Chapter 2: Donald Rumsfeld was supposed to be a sexy hero? GAG me! Brain bleach please! And George Bush? No Way! His leadership was reading to second graders (isn’t that a woman’s job?!?) and hugging girl and women victims. Those guys were supposed to STOP the attack and make the country safer by protecting the shipping ports, not by having photo-ops.
I like superhero cartoons. I watched all the Spiderman and Superman movies. I’d love to have them help keep us safe, but in the real world I want the government to do it’s job. My brother is in the army and he is a tall, strong hero-type. For much of my childhood he was like Superman to me, and some days he still is. But he and his gun are not going to protect me from terrorists —- that is what people pay taxes to the government for.
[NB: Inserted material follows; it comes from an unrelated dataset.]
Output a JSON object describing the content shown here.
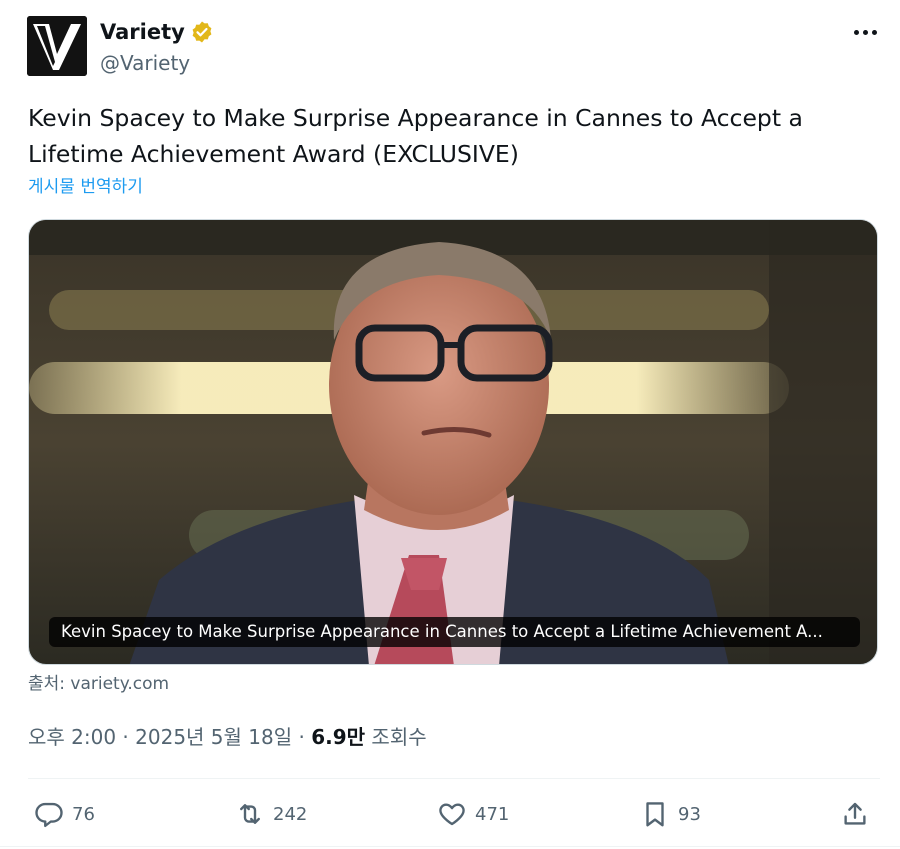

The firemen as heroes but women firefighters not seen that way is unfair. It’s similar to what is brought up in a later chapter about Jessica Lynch being seen as a poor girl victim and not as a soldier who was in a car crash. Again it is the media that chooses the story they want to present and doesn’t bother to check whether the facts fit their script. The firemen who died were heroes, but not all firemen are. And not all women want to marry them.
The most insulting part of that first section is how the 9/11 widows were treated when they did not stick to the media’s script long enough. From the “Jersey Girls” who were made to look unpatriotic to the women who were judged for having taken vacations or moved to larger houses to the widows who decided to not help publicize a book about her husband, none of them were allowed to simply grieve.
I am very grateful to Jane for sending me a copy of this book and I am amazed at how much I learned from reading it and discussing it with my family. I had no idea that the media in the United States was so biased and so invested in perpetuating myths instead of reporting facts.